Live today, because you never know what tomorrow brings
What's the point? It's free, in both senses of the word.
Unlike H.264, you do not have to pay to use Theora.
Unlike H.264, you can use Theora in open-source software without worrying about being sued or shut down overnight.
Sure, if you don't care about freedom and don't mind paying for the privilege, go ahead and use H.264. But why would you want to, when you can use Theora however you want to, and without paying a cent?
Unless it becomes popular, in which case the so-called "submarine" (actually they may not even be submarine) patents will come to the fore, and you'll have to pay.
I don't trust Xiph having read their comments about what exactly they mean by "Patent free", and having seen the silence over, say, Vorbis's apparent infringement of US Patent 5,214,742. Is Theora "safer" than Vorbis? Well, it's another DCT-based codec, just like 99% of the video codecs in use since H.261, and it's essentially doing stuff where everyone else is doing stuff. The chances of it not violating some patent somewhere is minimal to non-existent, as everyone and their brother is trying to come up with ways to improve DCT based algorithms that they can patent and then submit to MPEG or VCEG for incorporation into the next MPEG or H.26* video standard.

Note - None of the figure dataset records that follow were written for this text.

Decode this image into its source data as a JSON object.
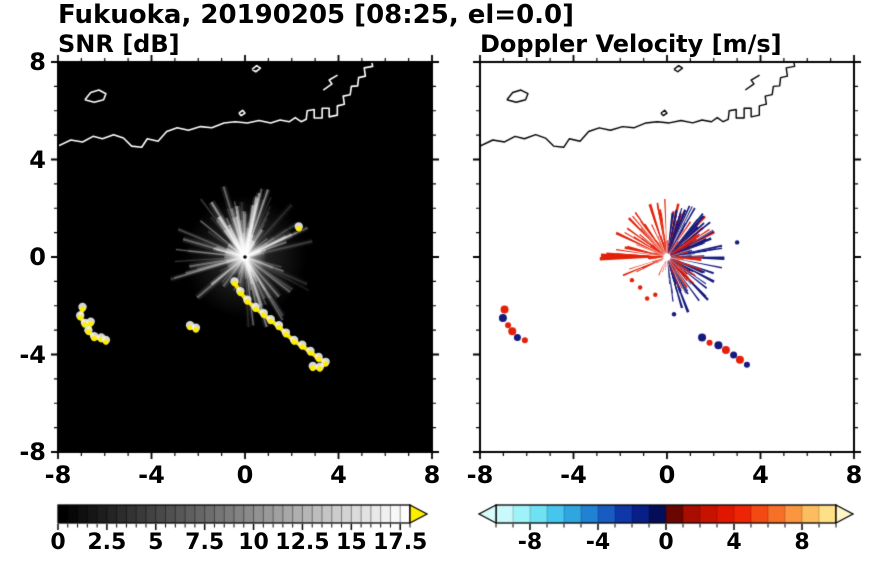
{
  "title": "Fukuoka, 20190205 [08:25, el=0.0]",
  "panels": {
    "snr": {
      "title": "SNR [dB]"
    },
    "velocity": {
      "title": "Doppler Velocity [m/s]"
    }
  },
  "chart_data": {
    "type": "heatmap",
    "description": "Dual-panel weather radar PPI display for Fukuoka, 2019-02-05 08:25, elevation 0.0 deg. Left panel: signal-to-noise ratio SNR [dB] on black background with bright radial clutter rays and strong (yellow, >18 dB) coastal echoes. Right panel: Doppler velocity [m/s] on white background with red (positive) and navy (negative) velocity echoes around the radar at (0,0). Axes are distance from radar, -8 to 8 on both axes.",
    "axes": {
      "xlim": [
        -8,
        8
      ],
      "ylim": [
        -8,
        8
      ],
      "x_tick_values": [
        -8,
        -4,
        0,
        4,
        8
      ],
      "x_tick_labels": [
        "-8",
        "-4",
        "0",
        "4",
        "8"
      ],
      "y_tick_values": [
        8,
        4,
        0,
        -4,
        -8
      ],
      "y_tick_labels": [
        "8",
        "4",
        "0",
        "-4",
        "-8"
      ],
      "minor_tick_step": 1
    },
    "snr_colorbar": {
      "range": [
        0,
        18
      ],
      "tick_values": [
        0,
        2.5,
        5,
        7.5,
        10,
        12.5,
        15,
        17.5
      ],
      "tick_labels": [
        "0",
        "2.5",
        "5",
        "7.5",
        "10",
        "12.5",
        "15",
        "17.5"
      ],
      "minor_step": 0.5,
      "gradient": [
        "#000000",
        "#ffffff"
      ],
      "over_color": "#ffee00"
    },
    "velocity_colorbar": {
      "range": [
        -10,
        10
      ],
      "tick_values": [
        -8,
        -4,
        0,
        4,
        8
      ],
      "tick_labels": [
        "-8",
        "-4",
        "0",
        "4",
        "8"
      ],
      "minor_step": 1,
      "segment_colors": [
        "#c9f9fb",
        "#9ff2f8",
        "#6fe2f2",
        "#46c6ec",
        "#2fa6e0",
        "#2181d2",
        "#185cc2",
        "#0f37a8",
        "#081f87",
        "#040e58",
        "#6b0500",
        "#a80d00",
        "#c81200",
        "#e01700",
        "#ee2505",
        "#f34a14",
        "#f77028",
        "#fa9640",
        "#fcbc60",
        "#fde088"
      ],
      "under_color": "#d8fbfb",
      "over_color": "#fdf6c8"
    },
    "coastline": {
      "color_on_snr": "#ffffff",
      "color_on_velocity": "#000000",
      "main": [
        [
          -8,
          4.55
        ],
        [
          -7.45,
          4.8
        ],
        [
          -6.95,
          4.72
        ],
        [
          -6.5,
          4.95
        ],
        [
          -6.1,
          4.85
        ],
        [
          -5.62,
          5.02
        ],
        [
          -5.2,
          4.88
        ],
        [
          -4.85,
          4.55
        ],
        [
          -4.42,
          4.5
        ],
        [
          -4.18,
          4.85
        ],
        [
          -3.72,
          4.75
        ],
        [
          -3.35,
          5.15
        ],
        [
          -2.9,
          5.3
        ],
        [
          -2.42,
          5.2
        ],
        [
          -1.9,
          5.35
        ],
        [
          -1.42,
          5.3
        ],
        [
          -0.9,
          5.5
        ],
        [
          -0.42,
          5.55
        ],
        [
          0.1,
          5.5
        ],
        [
          0.6,
          5.6
        ],
        [
          1.1,
          5.5
        ],
        [
          1.5,
          5.62
        ],
        [
          1.9,
          5.55
        ],
        [
          2.15,
          5.72
        ],
        [
          2.4,
          5.55
        ],
        [
          2.62,
          5.65
        ],
        [
          2.66,
          6.0
        ],
        [
          2.96,
          6.05
        ],
        [
          2.96,
          5.7
        ],
        [
          3.3,
          5.7
        ],
        [
          3.3,
          6.1
        ],
        [
          3.6,
          6.1
        ],
        [
          3.6,
          5.75
        ],
        [
          3.95,
          5.82
        ],
        [
          3.95,
          6.2
        ],
        [
          4.25,
          6.27
        ],
        [
          4.2,
          6.6
        ],
        [
          4.5,
          6.66
        ],
        [
          4.55,
          7.0
        ],
        [
          4.82,
          7.02
        ],
        [
          4.86,
          7.36
        ],
        [
          5.15,
          7.42
        ],
        [
          5.1,
          7.76
        ],
        [
          5.46,
          7.82
        ],
        [
          5.42,
          8.05
        ]
      ],
      "islands": [
        [
          [
            -6.85,
            6.45
          ],
          [
            -6.6,
            6.75
          ],
          [
            -6.25,
            6.85
          ],
          [
            -5.95,
            6.7
          ],
          [
            -6.05,
            6.45
          ],
          [
            -6.45,
            6.35
          ],
          [
            -6.85,
            6.45
          ]
        ],
        [
          [
            0.3,
            7.7
          ],
          [
            0.5,
            7.85
          ],
          [
            0.66,
            7.75
          ],
          [
            0.46,
            7.6
          ],
          [
            0.3,
            7.7
          ]
        ],
        [
          [
            -0.26,
            5.9
          ],
          [
            -0.1,
            6.02
          ],
          [
            0.0,
            5.9
          ],
          [
            -0.16,
            5.8
          ],
          [
            -0.26,
            5.9
          ]
        ]
      ],
      "breakwater": [
        [
          3.35,
          6.85
        ],
        [
          3.72,
          7.1
        ],
        [
          3.6,
          7.26
        ],
        [
          3.96,
          7.46
        ]
      ]
    },
    "snr_panel": {
      "background": "#000000",
      "seed": 11,
      "echo_color": "#ffee00",
      "ray_groups": [
        {
          "count": 85,
          "ang": [
            10,
            170
          ],
          "len": [
            0.5,
            3.1
          ],
          "alpha": [
            0.08,
            0.5
          ]
        },
        {
          "count": 16,
          "ang": [
            170,
            232
          ],
          "len": [
            0.8,
            3.4
          ],
          "alpha": [
            0.1,
            0.45
          ]
        },
        {
          "count": 30,
          "ang": [
            272,
            348
          ],
          "len": [
            0.5,
            3.2
          ],
          "alpha": [
            0.08,
            0.4
          ]
        },
        {
          "count": 10,
          "ang": [
            232,
            272
          ],
          "len": [
            0.4,
            1.6
          ],
          "alpha": [
            0.08,
            0.3
          ]
        }
      ],
      "echo_chains": [
        [
          [
            -6.95,
            -2.1
          ],
          [
            -7.05,
            -2.45
          ],
          [
            -6.85,
            -2.75
          ],
          [
            -6.6,
            -2.7
          ],
          [
            -6.7,
            -3.05
          ],
          [
            -6.45,
            -3.3
          ],
          [
            -6.15,
            -3.35
          ],
          [
            -5.95,
            -3.45
          ]
        ],
        [
          [
            -0.45,
            -1.05
          ],
          [
            -0.2,
            -1.45
          ],
          [
            0.1,
            -1.8
          ],
          [
            0.45,
            -2.1
          ],
          [
            0.8,
            -2.35
          ],
          [
            1.1,
            -2.6
          ],
          [
            1.45,
            -2.85
          ],
          [
            1.75,
            -3.15
          ],
          [
            2.1,
            -3.45
          ],
          [
            2.45,
            -3.65
          ],
          [
            2.8,
            -3.9
          ],
          [
            3.15,
            -4.15
          ],
          [
            3.45,
            -4.35
          ],
          [
            3.2,
            -4.55
          ],
          [
            2.9,
            -4.52
          ]
        ],
        [
          [
            -2.35,
            -2.85
          ],
          [
            -2.1,
            -2.95
          ]
        ],
        [
          [
            2.3,
            1.2
          ]
        ]
      ]
    },
    "velocity_panel": {
      "background": "#ffffff",
      "seed": 23,
      "red": "#e32109",
      "navy": "#141a7e",
      "wedge_groups": [
        {
          "count": 55,
          "ang": [
            0,
            360
          ],
          "len": [
            0.15,
            0.85
          ],
          "color": "red"
        },
        {
          "count": 60,
          "ang": [
            -85,
            35
          ],
          "len": [
            0.5,
            2.5
          ],
          "color": "navy"
        },
        {
          "count": 35,
          "ang": [
            -70,
            30
          ],
          "len": [
            0.4,
            1.6
          ],
          "color": "red"
        },
        {
          "count": 95,
          "ang": [
            25,
            205
          ],
          "len": [
            0.5,
            2.4
          ],
          "color": "red"
        },
        {
          "count": 18,
          "ang": [
            55,
            85
          ],
          "len": [
            1.4,
            2.5
          ],
          "color": "navy"
        },
        {
          "count": 12,
          "ang": [
            10,
            50
          ],
          "len": [
            1.6,
            2.4
          ],
          "color": "navy"
        },
        {
          "count": 3,
          "ang": [
            176,
            182
          ],
          "len": [
            2.3,
            2.9
          ],
          "color": "red"
        }
      ],
      "coastal_patches": [
        {
          "x": -6.95,
          "y": -2.15,
          "r": 4,
          "color": "red"
        },
        {
          "x": -7.02,
          "y": -2.5,
          "r": 4,
          "color": "navy"
        },
        {
          "x": -6.8,
          "y": -2.8,
          "r": 3,
          "color": "red"
        },
        {
          "x": -6.62,
          "y": -3.05,
          "r": 4,
          "color": "red"
        },
        {
          "x": -6.4,
          "y": -3.3,
          "r": 3.5,
          "color": "navy"
        },
        {
          "x": -6.08,
          "y": -3.42,
          "r": 3,
          "color": "red"
        },
        {
          "x": 1.5,
          "y": -3.3,
          "r": 4,
          "color": "navy"
        },
        {
          "x": 1.82,
          "y": -3.52,
          "r": 3,
          "color": "red"
        },
        {
          "x": 2.2,
          "y": -3.62,
          "r": 4,
          "color": "navy"
        },
        {
          "x": 2.52,
          "y": -3.82,
          "r": 4,
          "color": "red"
        },
        {
          "x": 2.85,
          "y": -4.02,
          "r": 3.5,
          "color": "navy"
        },
        {
          "x": 3.12,
          "y": -4.22,
          "r": 4,
          "color": "red"
        },
        {
          "x": 3.42,
          "y": -4.42,
          "r": 3,
          "color": "navy"
        }
      ],
      "speckles_red": [
        [
          -1.15,
          -1.25
        ],
        [
          -0.85,
          -1.7
        ],
        [
          -0.5,
          -1.55
        ],
        [
          -1.5,
          -0.95
        ]
      ],
      "speckles_navy": [
        [
          0.3,
          -2.35
        ],
        [
          3.0,
          0.6
        ]
      ]
    }
  }
}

There are really only three standards that could be considered free of patent issues, and even then it's not entirely 100% certain. H.261 dates back to the mid eighties. The ITU lists no current patents applying to MPEG-1. (It's worth pointing out that Theora's predecessor, VP3, is considered to be somewhere between H.261 and MPEG-1 in terms of quality.) And finally, the BBC did an extensive search for anything that might hit their Dirac codec and came up blank, as well as proposing (and then withdrawing once published, so they count as prior art) some patents themselves, so Dirac is in the running too.

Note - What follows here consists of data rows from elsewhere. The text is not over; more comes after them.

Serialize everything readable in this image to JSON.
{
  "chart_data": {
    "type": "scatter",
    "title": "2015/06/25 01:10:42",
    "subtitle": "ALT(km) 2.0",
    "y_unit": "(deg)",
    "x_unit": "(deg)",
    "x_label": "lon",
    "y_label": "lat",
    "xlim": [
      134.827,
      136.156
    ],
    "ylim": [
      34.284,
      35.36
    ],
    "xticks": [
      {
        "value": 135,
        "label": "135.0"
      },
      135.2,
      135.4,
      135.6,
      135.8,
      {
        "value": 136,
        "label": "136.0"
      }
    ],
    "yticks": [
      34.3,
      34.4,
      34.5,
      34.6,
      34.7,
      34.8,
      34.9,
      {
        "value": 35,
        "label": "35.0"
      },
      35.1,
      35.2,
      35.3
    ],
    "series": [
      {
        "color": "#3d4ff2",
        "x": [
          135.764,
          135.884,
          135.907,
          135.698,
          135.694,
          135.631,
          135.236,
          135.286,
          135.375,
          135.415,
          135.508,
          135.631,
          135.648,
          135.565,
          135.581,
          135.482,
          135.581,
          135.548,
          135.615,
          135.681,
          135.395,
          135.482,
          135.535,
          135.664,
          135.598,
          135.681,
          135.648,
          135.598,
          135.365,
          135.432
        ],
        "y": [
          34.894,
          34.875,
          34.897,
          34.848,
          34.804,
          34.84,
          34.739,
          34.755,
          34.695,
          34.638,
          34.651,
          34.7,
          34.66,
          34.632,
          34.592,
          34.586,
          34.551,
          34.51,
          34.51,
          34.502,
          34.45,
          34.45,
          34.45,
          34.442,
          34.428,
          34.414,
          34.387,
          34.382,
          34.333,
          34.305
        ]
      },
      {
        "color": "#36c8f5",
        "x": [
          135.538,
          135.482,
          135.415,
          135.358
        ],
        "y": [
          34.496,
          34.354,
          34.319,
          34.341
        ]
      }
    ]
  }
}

Theora? If I was a commercial concern, I would avoid it. I'd go for the predictability of a licensable codec ahead of one that almost certainly would be a target for patent lawsuits if it ever achieves critical mass, and possibly earlier.

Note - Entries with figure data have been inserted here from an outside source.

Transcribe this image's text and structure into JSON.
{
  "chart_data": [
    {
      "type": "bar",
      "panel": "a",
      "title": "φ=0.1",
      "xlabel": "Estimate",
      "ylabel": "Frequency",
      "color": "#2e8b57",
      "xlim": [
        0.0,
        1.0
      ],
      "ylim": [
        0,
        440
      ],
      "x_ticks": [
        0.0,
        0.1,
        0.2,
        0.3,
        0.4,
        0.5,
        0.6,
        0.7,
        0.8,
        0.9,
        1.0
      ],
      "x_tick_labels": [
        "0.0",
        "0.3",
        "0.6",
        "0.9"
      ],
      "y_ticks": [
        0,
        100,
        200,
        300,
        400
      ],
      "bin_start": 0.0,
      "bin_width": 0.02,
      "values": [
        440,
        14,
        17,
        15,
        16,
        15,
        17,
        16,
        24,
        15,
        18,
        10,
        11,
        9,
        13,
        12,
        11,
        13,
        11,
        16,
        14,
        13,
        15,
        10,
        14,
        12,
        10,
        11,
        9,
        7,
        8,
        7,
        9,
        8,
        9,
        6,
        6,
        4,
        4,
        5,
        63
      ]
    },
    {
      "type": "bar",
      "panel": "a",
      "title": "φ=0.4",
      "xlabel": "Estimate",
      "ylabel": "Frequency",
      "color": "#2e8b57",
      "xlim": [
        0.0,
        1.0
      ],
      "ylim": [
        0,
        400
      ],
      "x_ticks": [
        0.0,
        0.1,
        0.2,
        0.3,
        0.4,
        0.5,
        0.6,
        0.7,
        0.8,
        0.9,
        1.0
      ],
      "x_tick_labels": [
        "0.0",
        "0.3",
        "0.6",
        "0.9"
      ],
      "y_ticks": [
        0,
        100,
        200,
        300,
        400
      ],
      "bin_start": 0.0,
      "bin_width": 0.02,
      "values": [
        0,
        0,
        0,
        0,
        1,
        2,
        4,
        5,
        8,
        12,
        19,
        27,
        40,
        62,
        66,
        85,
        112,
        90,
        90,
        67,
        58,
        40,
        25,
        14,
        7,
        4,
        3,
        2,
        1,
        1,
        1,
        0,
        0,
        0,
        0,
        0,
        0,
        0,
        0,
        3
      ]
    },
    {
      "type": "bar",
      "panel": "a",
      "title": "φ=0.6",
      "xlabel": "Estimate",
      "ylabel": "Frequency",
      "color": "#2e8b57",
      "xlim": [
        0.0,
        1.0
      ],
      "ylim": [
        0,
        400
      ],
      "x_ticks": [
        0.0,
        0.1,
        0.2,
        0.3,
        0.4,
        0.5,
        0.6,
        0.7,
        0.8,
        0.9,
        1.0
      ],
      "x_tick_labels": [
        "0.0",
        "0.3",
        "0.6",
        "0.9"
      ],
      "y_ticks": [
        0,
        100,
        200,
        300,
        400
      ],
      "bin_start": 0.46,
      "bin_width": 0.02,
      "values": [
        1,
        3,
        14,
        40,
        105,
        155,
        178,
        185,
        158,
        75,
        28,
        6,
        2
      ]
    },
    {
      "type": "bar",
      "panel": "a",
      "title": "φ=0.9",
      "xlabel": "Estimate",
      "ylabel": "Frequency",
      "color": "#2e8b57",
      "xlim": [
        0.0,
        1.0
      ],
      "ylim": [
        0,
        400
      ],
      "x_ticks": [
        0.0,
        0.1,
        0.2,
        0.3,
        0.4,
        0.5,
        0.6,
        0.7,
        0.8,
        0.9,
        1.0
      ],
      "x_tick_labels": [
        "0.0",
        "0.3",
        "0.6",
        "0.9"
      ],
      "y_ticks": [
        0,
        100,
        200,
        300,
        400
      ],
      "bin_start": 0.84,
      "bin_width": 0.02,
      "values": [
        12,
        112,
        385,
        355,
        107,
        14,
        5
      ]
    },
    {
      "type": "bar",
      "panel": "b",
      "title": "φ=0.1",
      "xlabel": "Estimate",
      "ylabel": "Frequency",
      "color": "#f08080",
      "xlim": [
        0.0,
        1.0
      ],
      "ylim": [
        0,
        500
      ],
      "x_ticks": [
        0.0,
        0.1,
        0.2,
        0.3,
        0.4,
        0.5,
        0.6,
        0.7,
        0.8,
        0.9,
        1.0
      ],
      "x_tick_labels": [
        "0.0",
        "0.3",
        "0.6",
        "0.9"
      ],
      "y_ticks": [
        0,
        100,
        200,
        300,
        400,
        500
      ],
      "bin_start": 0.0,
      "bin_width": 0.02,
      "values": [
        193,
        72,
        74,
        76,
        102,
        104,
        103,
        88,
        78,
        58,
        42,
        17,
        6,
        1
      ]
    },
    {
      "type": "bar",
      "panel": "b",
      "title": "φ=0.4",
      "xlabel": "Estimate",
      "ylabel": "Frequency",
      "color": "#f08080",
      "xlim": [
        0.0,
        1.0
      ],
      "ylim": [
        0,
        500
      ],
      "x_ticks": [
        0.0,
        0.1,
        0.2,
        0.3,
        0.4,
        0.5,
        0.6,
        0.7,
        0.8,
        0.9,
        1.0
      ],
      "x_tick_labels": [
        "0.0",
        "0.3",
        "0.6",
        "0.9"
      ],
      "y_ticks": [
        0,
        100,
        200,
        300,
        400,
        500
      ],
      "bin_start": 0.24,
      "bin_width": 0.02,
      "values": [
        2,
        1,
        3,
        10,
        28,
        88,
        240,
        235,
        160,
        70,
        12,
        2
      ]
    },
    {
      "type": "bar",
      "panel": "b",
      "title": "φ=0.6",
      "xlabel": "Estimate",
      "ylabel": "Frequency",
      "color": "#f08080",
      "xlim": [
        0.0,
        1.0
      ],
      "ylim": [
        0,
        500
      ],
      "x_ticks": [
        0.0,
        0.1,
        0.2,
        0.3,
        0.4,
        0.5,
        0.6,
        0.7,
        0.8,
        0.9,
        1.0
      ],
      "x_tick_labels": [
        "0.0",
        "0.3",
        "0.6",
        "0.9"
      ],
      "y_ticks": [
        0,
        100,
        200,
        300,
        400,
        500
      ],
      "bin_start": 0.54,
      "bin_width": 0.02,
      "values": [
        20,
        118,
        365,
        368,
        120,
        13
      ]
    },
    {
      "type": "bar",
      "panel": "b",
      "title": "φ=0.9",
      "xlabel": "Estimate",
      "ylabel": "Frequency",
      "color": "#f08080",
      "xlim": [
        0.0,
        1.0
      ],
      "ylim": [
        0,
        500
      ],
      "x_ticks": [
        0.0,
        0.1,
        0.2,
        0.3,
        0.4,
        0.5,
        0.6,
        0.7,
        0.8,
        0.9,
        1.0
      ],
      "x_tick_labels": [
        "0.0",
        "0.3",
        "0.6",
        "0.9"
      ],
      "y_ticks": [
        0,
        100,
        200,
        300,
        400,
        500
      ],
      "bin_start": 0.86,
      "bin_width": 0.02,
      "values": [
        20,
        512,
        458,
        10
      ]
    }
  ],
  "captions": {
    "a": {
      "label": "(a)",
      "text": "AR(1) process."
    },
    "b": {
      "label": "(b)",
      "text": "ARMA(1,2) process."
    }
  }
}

I might feel differently if Xiph didn't play word games with the term "Patent free", and gave a straight answer on the issues of actual patents people have found, rather than turning around and saying "Yeah, we ran it by a lawyer, and they said we're OK, but we're not going to tell you why because it's our super secret defense we'll use if we're ever sued", which doesn't exactly inspire confidence, especially as nobody will ever sue Xiph anyway (Xiph just writes the software, they leave the packaging, compiling, possible selling, and actual using to everyone else.)
You are not alone. This is not normal. None of this is normal.